A Proposal of Response Continuity Prediction Model for Attentive Listening Agents / 傾聴対話システムのための返答継続性の予測モデルの提案
Document Type
Journal Article
Source
人工知能学会論文誌 / Transactions of the Japanese Society for Artificial Intelligence. 2023, 38(4):C-1
Subject
attentive listening agents
domain knowledge
multimodality
naturally occurring data
response continuity
Language
Japanese
ISSN
1346-0714
1346-8030
Abstract
For the current attentive listening agents, the main way to improve the system performance is to design the format of output utterances. However, to achieve better attentive listening performance, it is also important to predict when to start and to end attentive listening. In fact, predicting the timing of attentive listening can be also seen as predicting whether or not the speaker will continue to speak in an occupied multi-unit turn. In this paper, we propose a deep learning model to predict whether or not a speaker will continue speaking in an attentive listening dialog.

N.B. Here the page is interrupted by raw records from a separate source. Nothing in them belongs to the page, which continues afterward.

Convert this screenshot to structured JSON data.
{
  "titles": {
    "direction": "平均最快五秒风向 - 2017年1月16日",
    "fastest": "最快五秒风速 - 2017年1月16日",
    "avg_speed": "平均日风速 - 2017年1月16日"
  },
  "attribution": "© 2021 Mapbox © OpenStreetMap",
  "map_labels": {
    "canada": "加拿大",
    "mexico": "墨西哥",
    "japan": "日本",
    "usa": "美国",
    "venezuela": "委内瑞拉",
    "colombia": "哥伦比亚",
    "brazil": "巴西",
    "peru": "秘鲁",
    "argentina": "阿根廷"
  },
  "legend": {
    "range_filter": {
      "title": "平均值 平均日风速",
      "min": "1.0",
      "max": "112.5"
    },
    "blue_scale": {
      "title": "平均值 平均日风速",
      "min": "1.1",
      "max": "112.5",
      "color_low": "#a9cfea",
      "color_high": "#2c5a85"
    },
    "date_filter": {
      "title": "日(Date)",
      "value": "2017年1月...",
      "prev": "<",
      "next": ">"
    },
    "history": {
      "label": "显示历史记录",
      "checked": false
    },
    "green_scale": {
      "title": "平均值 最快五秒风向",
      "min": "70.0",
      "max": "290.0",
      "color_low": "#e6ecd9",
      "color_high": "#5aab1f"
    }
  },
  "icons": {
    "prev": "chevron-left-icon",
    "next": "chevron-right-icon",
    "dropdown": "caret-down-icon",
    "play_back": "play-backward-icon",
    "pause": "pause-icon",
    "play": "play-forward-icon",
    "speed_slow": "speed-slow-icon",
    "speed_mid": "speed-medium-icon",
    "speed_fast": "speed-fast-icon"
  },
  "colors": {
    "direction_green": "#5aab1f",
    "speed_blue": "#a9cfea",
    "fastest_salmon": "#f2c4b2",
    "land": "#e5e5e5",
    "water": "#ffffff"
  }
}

We focus on the situation in which the respondent continues to respond to a question by the interlocutor or completes the response being produced. Our model has the following three features. First, the input data of our model is designed using domain knowledge about the structure of attentive listening dialog and the characteristics of the vocabulary used therein. Second, we use multimodal information such as text, acoustic features, and characteristic tokens when constructing the model. Third, considering the practicality in actual daily dialogs, we use everyday conversation data collected from a large-scale corpus for constructing the model. The experimental results show that the proposed model achieves the best prediction performance among the models we examine, providing a great potential for prediction of the timing of attentive listening for dialog agents.